The culprit appears to be the f_append case in do_variable_definition:

1237	            /* Paste the old and new values together in VALUE.  */
1238	
1239	            unsigned int oldlen, vallen;
1240	            const char *val;
1241	            char *tp = NULL;
1242	
1243	            val = value;
1244	            if (v->recursive)
1245	              /* The previous definition of the variable was recursive.
1246	                 The new value is the unexpanded old and new values. */
1247	              flavor = f_recursive;
1248	            else
1249	              /* The previous definition of the variable was simple.
1250	                 The new value comes from the old value, which was expanded
1251	                 when it was set; and from the expanded new value.  Allocate
1252	                 memory for the expansion as we may still need the rest of the
1253	                 buffer if we're looking at a target-specific variable.  */
1254	              val = tp = allocated_variable_expand (val);
1255	
1256	            oldlen = strlen (v->value);
1257	            vallen = strlen (val);
1258	            p = alloc_value = xmalloc (oldlen + 1 + vallen + 1);
1259	            memcpy (alloc_value, v->value, oldlen);
1260	            alloc_value[oldlen] = ' ';
1261	            memcpy (&alloc_value[oldlen + 1], val, vallen + 1);
1262	
1263	            free (tp);

And the old value is freed here:

1400	  v = define_variable_in_set (varname, strlen (varname), p,
1401	                              origin, flavor == f_recursive,
1402	                              (target_var
1403	                               ? current_variable_set_list->set : NULL),
1404	                              flocp);

This is always going to have bad (quadratic) performance.

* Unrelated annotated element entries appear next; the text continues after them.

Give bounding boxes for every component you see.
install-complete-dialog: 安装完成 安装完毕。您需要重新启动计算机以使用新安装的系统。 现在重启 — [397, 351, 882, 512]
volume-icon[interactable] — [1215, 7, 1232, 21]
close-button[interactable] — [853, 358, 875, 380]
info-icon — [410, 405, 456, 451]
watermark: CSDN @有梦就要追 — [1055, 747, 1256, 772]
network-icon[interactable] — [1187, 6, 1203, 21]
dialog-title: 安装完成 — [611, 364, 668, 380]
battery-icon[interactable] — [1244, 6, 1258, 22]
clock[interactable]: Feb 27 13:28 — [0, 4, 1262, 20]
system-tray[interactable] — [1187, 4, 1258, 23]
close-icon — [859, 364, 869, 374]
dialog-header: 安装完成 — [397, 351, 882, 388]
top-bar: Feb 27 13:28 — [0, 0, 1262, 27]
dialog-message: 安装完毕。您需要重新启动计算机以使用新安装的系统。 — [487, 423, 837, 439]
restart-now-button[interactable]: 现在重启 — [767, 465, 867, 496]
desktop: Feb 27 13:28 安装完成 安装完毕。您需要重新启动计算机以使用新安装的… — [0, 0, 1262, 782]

If you are auto-generating the makefile anyway, you could set the .depfiles variable at the end (and perhaps the .ruletargets.* variables as well).

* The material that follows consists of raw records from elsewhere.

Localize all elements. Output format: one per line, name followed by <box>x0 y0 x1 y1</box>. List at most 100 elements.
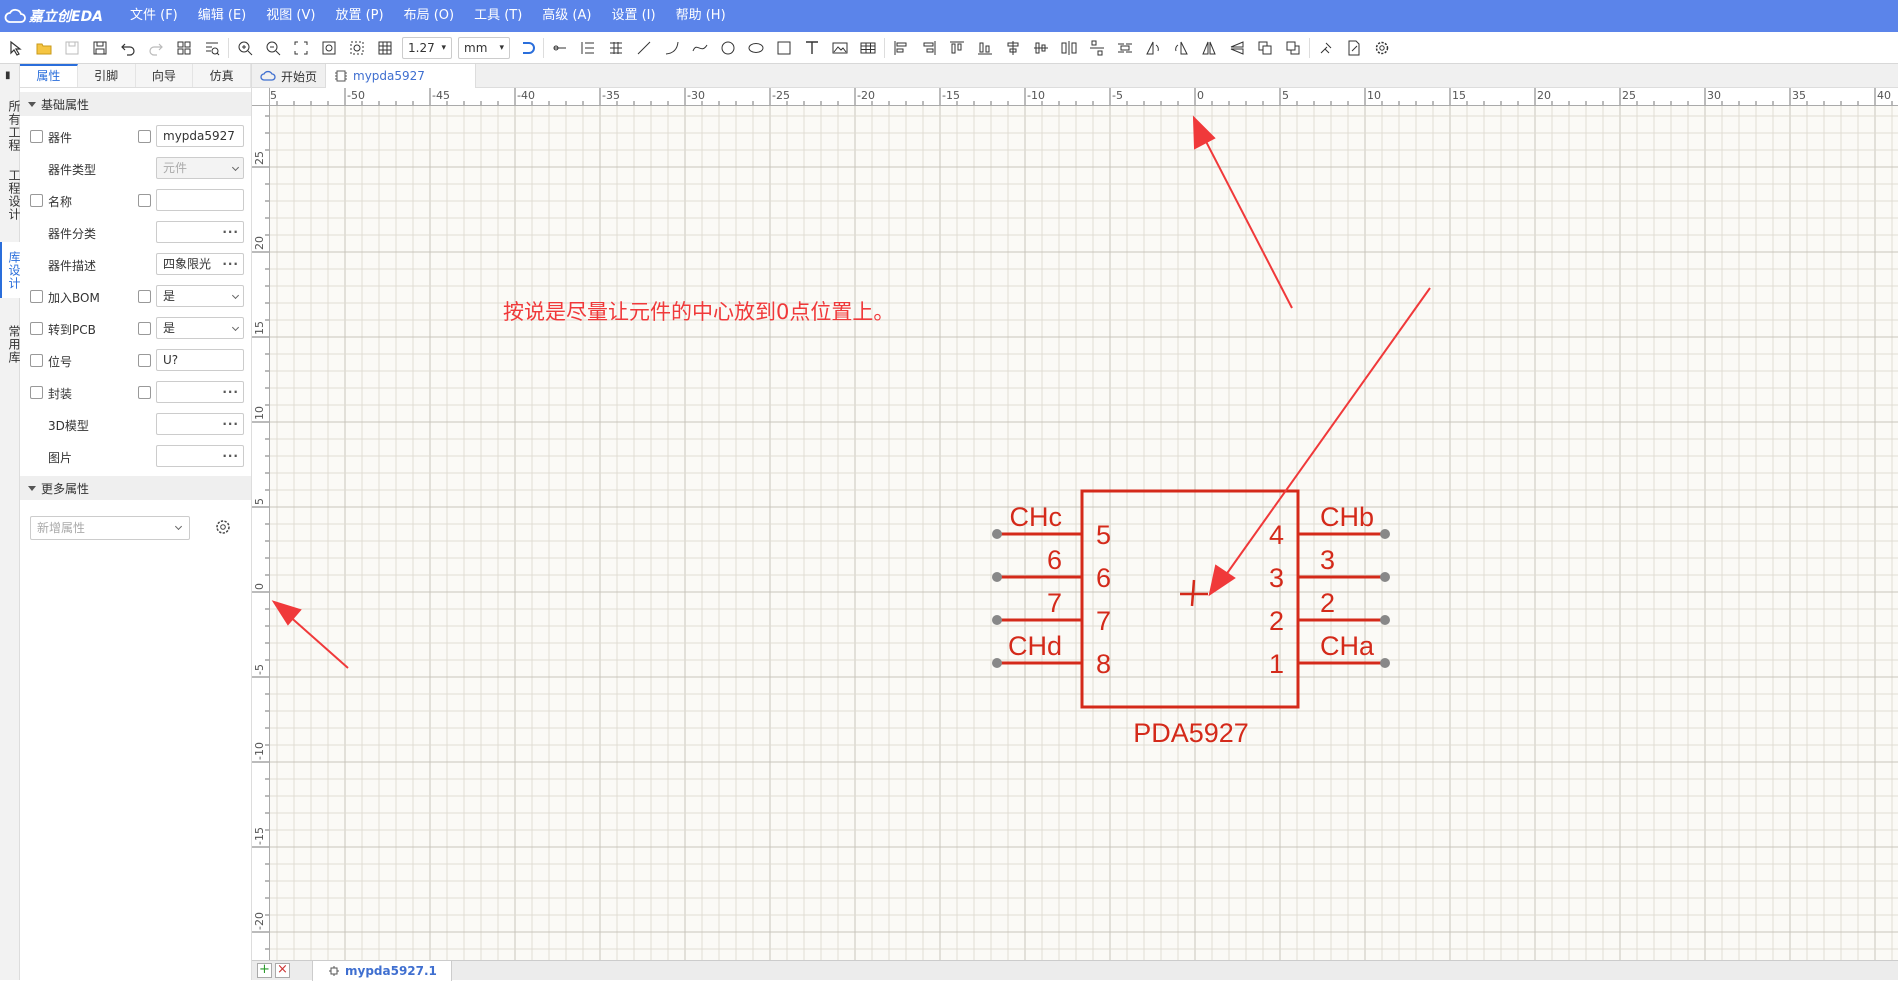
line-tool-icon[interactable] <box>630 34 658 62</box>
app-logo[interactable]: 嘉立创EDA <box>0 6 120 26</box>
align-center-h-icon[interactable] <box>999 34 1027 62</box>
device-type-select[interactable]: 元件 <box>156 157 244 179</box>
tab-pins[interactable]: 引脚 <box>78 64 136 87</box>
vtab-project-design[interactable]: 工程设计 <box>0 167 21 223</box>
footprint-input[interactable]: ··· <box>156 381 244 403</box>
zoom-in-icon[interactable] <box>231 34 259 62</box>
more-dots-icon[interactable]: ··· <box>222 446 239 466</box>
distribute-v-icon[interactable] <box>1083 34 1111 62</box>
rotate-left-icon[interactable] <box>1139 34 1167 62</box>
arc-tool-icon[interactable] <box>658 34 686 62</box>
description-input[interactable]: 四象限光 ··· <box>156 253 244 275</box>
snap-toggle-icon[interactable] <box>513 34 541 62</box>
more-dots-icon[interactable]: ··· <box>222 222 239 242</box>
device-input[interactable]: mypda5927 <box>156 125 244 147</box>
align-bottom-icon[interactable] <box>971 34 999 62</box>
more-dots-icon[interactable]: ··· <box>220 254 239 274</box>
new-attribute-select[interactable]: 新增属性 <box>30 516 190 540</box>
footprint-show-checkbox[interactable] <box>138 386 151 399</box>
open-folder-icon[interactable] <box>30 34 58 62</box>
grid-size-select[interactable]: 1.27 ▾ <box>402 36 452 59</box>
footprint-visible-checkbox[interactable] <box>30 386 43 399</box>
more-dots-icon[interactable]: ··· <box>222 414 239 434</box>
ruler-top[interactable]: 5 -50 -45 -40 -35 -30 -25 -20 -15 -10 -5 0 5 10 15 20 25… <box>270 88 1898 106</box>
more-dots-icon[interactable]: ··· <box>222 382 239 402</box>
save-as-icon[interactable] <box>86 34 114 62</box>
vtab-all-projects[interactable]: 所有工程 <box>0 98 21 154</box>
align-grid-icon[interactable] <box>1111 34 1139 62</box>
align-right-icon[interactable] <box>915 34 943 62</box>
pin-endpoint[interactable] <box>1380 529 1390 539</box>
menu-layout[interactable]: 布局 (O) <box>394 0 465 32</box>
name-show-checkbox[interactable] <box>138 194 151 207</box>
menu-help[interactable]: 帮助 (H) <box>666 0 736 32</box>
bom-visible-checkbox[interactable] <box>30 290 43 303</box>
flip-vertical-icon[interactable] <box>1223 34 1251 62</box>
pin-endpoint[interactable] <box>1380 615 1390 625</box>
image-input[interactable]: ··· <box>156 445 244 467</box>
tab-wizard[interactable]: 向导 <box>136 64 194 87</box>
bezier-tool-icon[interactable] <box>686 34 714 62</box>
menu-place[interactable]: 放置 (P) <box>325 0 393 32</box>
basic-properties-header[interactable]: 基础属性 <box>20 92 251 116</box>
zoom-out-icon[interactable] <box>259 34 287 62</box>
category-input[interactable]: ··· <box>156 221 244 243</box>
flip-horizontal-icon[interactable] <box>1195 34 1223 62</box>
menu-file[interactable]: 文件 (F) <box>120 0 188 32</box>
drc-icon[interactable] <box>1312 34 1340 62</box>
distribute-h-icon[interactable] <box>1055 34 1083 62</box>
designator-input[interactable]: U? <box>156 349 244 371</box>
table-tool-icon[interactable] <box>854 34 882 62</box>
pin-endpoint[interactable] <box>992 529 1002 539</box>
bom-show-checkbox[interactable] <box>138 290 151 303</box>
align-left-icon[interactable] <box>887 34 915 62</box>
schematic-canvas[interactable]: CHc 6 7 CHd 5 6 7 8 4 3 2 1 CHb 3 2 CHa … <box>270 106 1898 960</box>
select-tool-icon[interactable] <box>2 34 30 62</box>
rotate-right-icon[interactable] <box>1167 34 1195 62</box>
align-top-icon[interactable] <box>943 34 971 62</box>
name-visible-checkbox[interactable] <box>30 194 43 207</box>
to-pcb-select[interactable]: 是 <box>156 317 244 339</box>
undo-icon[interactable] <box>114 34 142 62</box>
device-show-checkbox[interactable] <box>138 130 151 143</box>
component-name-label[interactable]: PDA5927 <box>1133 718 1249 748</box>
unit-select[interactable]: mm ▾ <box>458 36 510 59</box>
rectangle-tool-icon[interactable] <box>770 34 798 62</box>
bring-front-icon[interactable] <box>1251 34 1279 62</box>
settings-gear-icon[interactable] <box>1368 34 1396 62</box>
text-tool-icon[interactable] <box>798 34 826 62</box>
grid-select-icon[interactable] <box>170 34 198 62</box>
vtab-library-design[interactable]: 库设计 <box>0 242 21 298</box>
pin-group-icon[interactable] <box>602 34 630 62</box>
grid-icon[interactable] <box>371 34 399 62</box>
redo-icon[interactable] <box>142 34 170 62</box>
tab-properties[interactable]: 属性 <box>20 64 78 87</box>
fit-view-icon[interactable] <box>287 34 315 62</box>
more-properties-header[interactable]: 更多属性 <box>20 476 251 500</box>
attribute-settings-gear-icon[interactable] <box>214 518 232 536</box>
send-back-icon[interactable] <box>1279 34 1307 62</box>
align-center-v-icon[interactable] <box>1027 34 1055 62</box>
pin-endpoint[interactable] <box>992 572 1002 582</box>
delete-sheet-button[interactable]: × <box>275 963 290 978</box>
pin-tool-icon[interactable] <box>546 34 574 62</box>
menu-settings[interactable]: 设置 (I) <box>601 0 665 32</box>
circle-tool-icon[interactable] <box>714 34 742 62</box>
sheet-tab[interactable]: mypda5927.1 <box>312 960 452 981</box>
pin-endpoint[interactable] <box>992 658 1002 668</box>
menu-tools[interactable]: 工具 (T) <box>464 0 532 32</box>
pcb-visible-checkbox[interactable] <box>30 322 43 335</box>
bom-select[interactable]: 是 <box>156 285 244 307</box>
designator-visible-checkbox[interactable] <box>30 354 43 367</box>
symbol-body-rect[interactable] <box>1080 489 1300 709</box>
ruler-left[interactable]: 25 20 15 10 5 0 -5 -10 -15 -20 <box>252 106 270 960</box>
device-visible-checkbox[interactable] <box>30 130 43 143</box>
pin-icon[interactable]: ▮ <box>5 70 11 81</box>
pin-endpoint[interactable] <box>992 615 1002 625</box>
menu-edit[interactable]: 编辑 (E) <box>188 0 257 32</box>
pcb-show-checkbox[interactable] <box>138 322 151 335</box>
tab-start-page[interactable]: 开始页 <box>252 64 327 88</box>
zoom-selection-icon[interactable] <box>343 34 371 62</box>
save-icon[interactable] <box>58 34 86 62</box>
tab-symbol-document[interactable]: mypda5927 <box>326 64 477 88</box>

Comment 4 Paolo Bonzini 2019-03-06 07:43:38 UTC
> If you are auto-generating the makefile anyway, you could set the .depfiles variable at the end (and perhaps the .ruletargets.* variables as well).

Yes, that's what I am doing in fact (I was suprised to see that Make is this bad at processing += but it's easy to workaround as you say).  Still it seemed like a useful testcase; maybe the trim threshold could be increased a little bit for every "brk-down/brk-up" sequence that reaches again the original amount of memory, or something like that.

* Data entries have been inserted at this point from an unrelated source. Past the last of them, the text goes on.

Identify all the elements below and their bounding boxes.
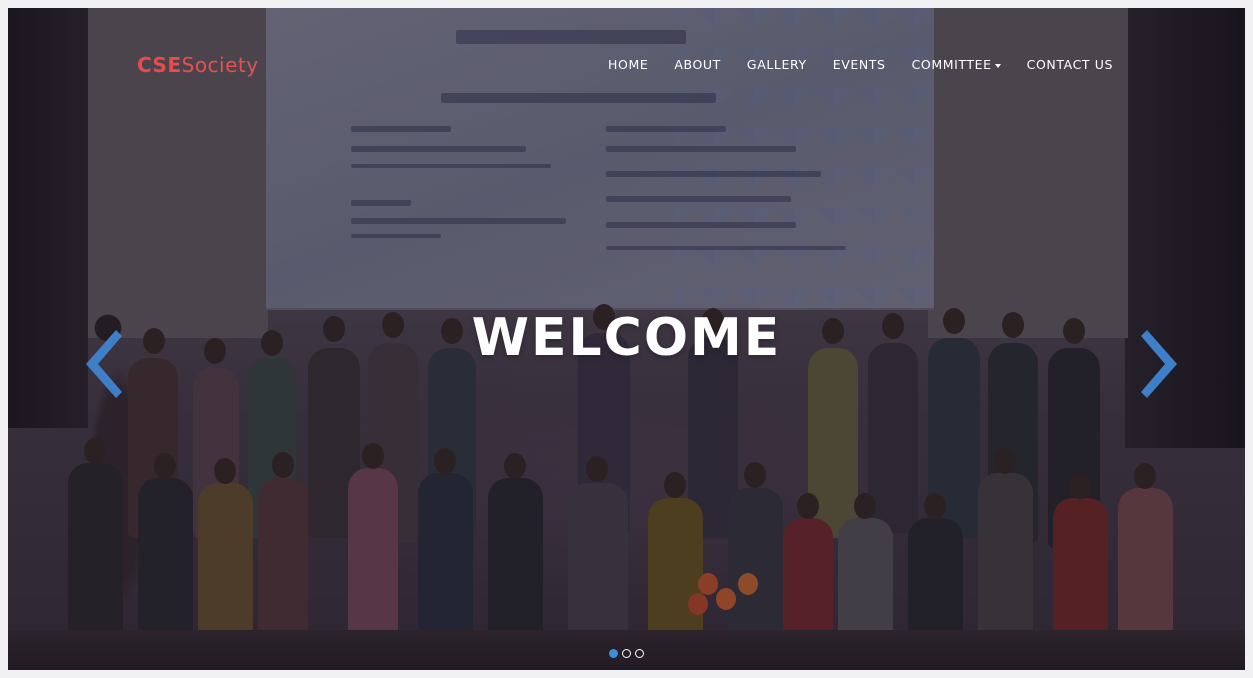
carousel-indicators: [8, 649, 1245, 658]
chevron-right-icon: [1141, 330, 1177, 398]
nav-menu: HOME ABOUT GALLERY EVENTS COMMITTEE CONT…: [582, 57, 1113, 72]
chevron-left-icon: [86, 330, 122, 398]
hero-carousel: CSESociety HOME ABOUT GALLERY EVENTS COM…: [8, 8, 1245, 670]
nav-item-about[interactable]: ABOUT: [674, 57, 721, 72]
nav-item-home[interactable]: HOME: [608, 57, 648, 72]
brand-logo[interactable]: CSESociety: [137, 53, 259, 77]
carousel-indicator-2[interactable]: [622, 649, 631, 658]
nav-item-contact-us[interactable]: CONTACT US: [1027, 57, 1113, 72]
brand-logo-part1: CSE: [137, 53, 182, 77]
carousel-next-button[interactable]: [1137, 328, 1181, 400]
nav-item-gallery[interactable]: GALLERY: [747, 57, 807, 72]
nav-item-committee[interactable]: COMMITTEE: [912, 57, 1001, 72]
brand-logo-part2: Society: [181, 53, 259, 77]
navbar: CSESociety HOME ABOUT GALLERY EVENTS COM…: [8, 8, 1245, 124]
carousel-indicator-1[interactable]: [609, 649, 618, 658]
hero-headline: WELCOME: [471, 308, 782, 368]
nav-item-committee-label: COMMITTEE: [911, 57, 992, 72]
caret-down-icon: [994, 63, 1001, 68]
carousel-prev-button[interactable]: [82, 328, 126, 400]
nav-item-events[interactable]: EVENTS: [833, 57, 886, 72]
carousel-indicator-3[interactable]: [635, 649, 644, 658]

Comment 5 Florian Weimer 2019-03-06 08:01:38 UTC
(In reply to Paolo Bonzini from comment #4)
> Yes, that's what I am doing in fact (I was suprised to see that Make is this
> bad at processing += but it's easy to workaround as you say).  Still it
> seemed like a useful testcase; maybe the trim threshold could be increased a
> little bit for every "brk-down/brk-up" sequence that reaches again the
> original amount of memory, or something like that.

We implement something like this for the mmap threshold, but it doesn't work in this case, which is why both heuristics have to be disabled.  We'd need to scale the thresholds with the allocation size, which is not something that will be beneficial in general.

The challenge here is that a different process with a similar allocation sequence could go to sleep at any point, and then we'd would be stuck with a large, unused allocation.

Maybe we could scale the trim threshold with live heap size (e.g. if trimming would free less than 5% of heap size, don't consider trimming worthwhile), but this is difficult to measure accurately.  getrusage includes shared mappings as well (which we should not count).  Heap statistics we can gather directly might over-count memory blocks which have never been dirtied by the application and are therefore not actually resident.

Comment 6 Carlos O'Donell 2019-12-16 14:59:53 UTC
We are going to track this change upstream here:
https://sourceware.org/bugzilla/show_bug.cgi?id=25286

I'm marking this CLOSED/UPSTREAM.

Paolo, Thank you for the reproducers!